In an interim update to the markets covering the 19 weeks to January 10, the company said each of its three main divisions was operating in line with expectations.
The firm said its food division, which includes its newly invested Fife operation, was trading ahead of the previous year.
“The Kirkcaldy mill is continuing to deliver the operational and commercial benefits that were demonstrated in the results for the year ended August 30, 2014,” Carr’s said.
“Flour sales volumes are higher than last year but, as a result of lower wheat prices, revenue is lower.
“The quality of flour, food safety and service levels are benefiting the business.
“Against a backdrop of ongoing volatility in wheat markets, Carr’s continues to benefit from long-term established relationships with our customers, and remains positive about the performance of the division for the remainder of the financial year.”
The firm said its agricultural operation in the UK had been impacted by a combination of the mild autumn, slow start to winter and declining farm incomes due to the falling milk price.
Animal feed sales were on a par with the previous year but the retail business performed well, with sales up on 2013.
Carr’s said its engineering division was trading as anticipated, with MSM enjoying a strong start to the year and Bendalls working to near capacity on a major pressure vessel supply contract for BP’s Shah Deniz gas pipeline in Azerbaijan.
Shareholders were brought up to speed with developments at the company’s annual meeting yesterday.

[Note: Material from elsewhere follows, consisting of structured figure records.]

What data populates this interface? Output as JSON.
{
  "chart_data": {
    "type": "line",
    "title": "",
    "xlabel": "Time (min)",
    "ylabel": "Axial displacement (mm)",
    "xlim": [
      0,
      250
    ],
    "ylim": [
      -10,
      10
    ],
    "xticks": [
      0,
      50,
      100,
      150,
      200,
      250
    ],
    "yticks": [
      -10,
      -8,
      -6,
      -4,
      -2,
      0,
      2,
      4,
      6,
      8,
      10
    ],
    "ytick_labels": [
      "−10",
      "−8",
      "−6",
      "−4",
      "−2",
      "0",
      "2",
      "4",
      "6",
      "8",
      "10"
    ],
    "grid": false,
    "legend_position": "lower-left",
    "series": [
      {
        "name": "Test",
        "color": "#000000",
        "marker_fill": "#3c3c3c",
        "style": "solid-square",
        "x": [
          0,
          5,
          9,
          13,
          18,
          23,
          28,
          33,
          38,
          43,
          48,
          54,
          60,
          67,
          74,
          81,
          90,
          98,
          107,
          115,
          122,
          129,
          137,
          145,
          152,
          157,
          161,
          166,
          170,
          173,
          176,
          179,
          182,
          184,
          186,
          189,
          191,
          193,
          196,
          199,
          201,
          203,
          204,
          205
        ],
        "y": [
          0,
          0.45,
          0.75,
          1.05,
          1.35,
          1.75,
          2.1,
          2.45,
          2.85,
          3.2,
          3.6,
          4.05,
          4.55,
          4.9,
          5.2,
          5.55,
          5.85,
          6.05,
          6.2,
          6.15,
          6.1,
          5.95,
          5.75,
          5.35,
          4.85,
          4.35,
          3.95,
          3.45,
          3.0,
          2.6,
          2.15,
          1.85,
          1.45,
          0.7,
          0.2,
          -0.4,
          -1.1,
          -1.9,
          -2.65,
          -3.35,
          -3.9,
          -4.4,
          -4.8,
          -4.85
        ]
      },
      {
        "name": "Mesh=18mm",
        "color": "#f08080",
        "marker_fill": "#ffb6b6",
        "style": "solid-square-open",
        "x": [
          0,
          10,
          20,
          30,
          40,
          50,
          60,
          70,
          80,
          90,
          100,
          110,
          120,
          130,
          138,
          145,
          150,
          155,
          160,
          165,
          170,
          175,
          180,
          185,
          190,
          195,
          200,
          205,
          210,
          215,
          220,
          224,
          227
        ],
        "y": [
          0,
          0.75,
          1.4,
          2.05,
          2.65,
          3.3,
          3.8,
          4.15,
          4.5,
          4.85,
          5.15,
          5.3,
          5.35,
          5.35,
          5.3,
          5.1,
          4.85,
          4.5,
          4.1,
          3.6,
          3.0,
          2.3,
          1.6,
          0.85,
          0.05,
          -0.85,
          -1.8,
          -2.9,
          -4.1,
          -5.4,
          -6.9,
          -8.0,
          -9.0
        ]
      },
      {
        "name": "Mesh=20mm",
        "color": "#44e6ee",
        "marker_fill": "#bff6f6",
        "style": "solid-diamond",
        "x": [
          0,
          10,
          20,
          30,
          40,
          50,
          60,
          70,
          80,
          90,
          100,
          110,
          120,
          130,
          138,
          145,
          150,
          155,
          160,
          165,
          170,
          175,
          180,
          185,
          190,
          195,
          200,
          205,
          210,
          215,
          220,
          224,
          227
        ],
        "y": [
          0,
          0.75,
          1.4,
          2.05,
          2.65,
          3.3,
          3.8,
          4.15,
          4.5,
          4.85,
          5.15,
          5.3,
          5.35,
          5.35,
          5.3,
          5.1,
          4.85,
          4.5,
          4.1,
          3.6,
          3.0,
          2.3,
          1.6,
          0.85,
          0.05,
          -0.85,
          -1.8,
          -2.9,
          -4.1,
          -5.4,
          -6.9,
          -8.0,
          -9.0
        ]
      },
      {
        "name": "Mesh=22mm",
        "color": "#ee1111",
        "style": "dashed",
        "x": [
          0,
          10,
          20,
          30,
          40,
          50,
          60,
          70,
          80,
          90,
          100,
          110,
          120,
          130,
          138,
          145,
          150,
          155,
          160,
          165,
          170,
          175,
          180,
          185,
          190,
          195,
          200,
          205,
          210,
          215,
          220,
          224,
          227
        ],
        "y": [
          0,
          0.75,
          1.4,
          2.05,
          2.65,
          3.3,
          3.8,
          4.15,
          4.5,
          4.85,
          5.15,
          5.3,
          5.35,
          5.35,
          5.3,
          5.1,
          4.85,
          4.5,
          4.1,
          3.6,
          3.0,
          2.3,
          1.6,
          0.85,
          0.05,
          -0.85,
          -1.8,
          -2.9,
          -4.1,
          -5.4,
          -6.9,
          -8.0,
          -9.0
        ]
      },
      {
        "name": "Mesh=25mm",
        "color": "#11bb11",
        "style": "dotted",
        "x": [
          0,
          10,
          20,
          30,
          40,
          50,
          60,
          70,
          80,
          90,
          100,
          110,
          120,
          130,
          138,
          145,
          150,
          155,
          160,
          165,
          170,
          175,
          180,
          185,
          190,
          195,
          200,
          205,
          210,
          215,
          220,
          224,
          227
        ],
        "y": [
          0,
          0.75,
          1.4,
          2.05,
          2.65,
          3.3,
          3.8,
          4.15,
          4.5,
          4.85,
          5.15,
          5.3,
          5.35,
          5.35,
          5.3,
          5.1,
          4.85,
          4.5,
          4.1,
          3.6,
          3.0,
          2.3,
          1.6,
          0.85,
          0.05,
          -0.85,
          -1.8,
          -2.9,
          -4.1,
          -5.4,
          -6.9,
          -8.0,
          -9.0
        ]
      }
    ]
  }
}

All resolutions proposed at the AGM went through, and authorisation was granted for a share division scheme which will see ordinary shares of 25p subdivided into 10 new shares of 2.5p each.
The group said its financial position remained strong, although net debt had climbed to £30.4m by November 29 from £24.6m at August 30.
Carr’s said that cash outflow since the year end was due to the seasonal working capital increases in the agriculture businesses.
“We are encouraged by Carr’s performance to date in the current financial year,” chief executive Tim Davies said.
“Whilst the sectors in which Carr’s operates are experiencing challenging times due to a variety of external factors, the group’s geographical spread, investment in assets, and ongoing commitment to innovation continue to support the group’s development.
“We remain confident in the long-term success of the group, and the board’s expectations for the full year remain unchanged.”
Shares in Carr’s closed down 27p or 1.69% at 1,570p yesterday.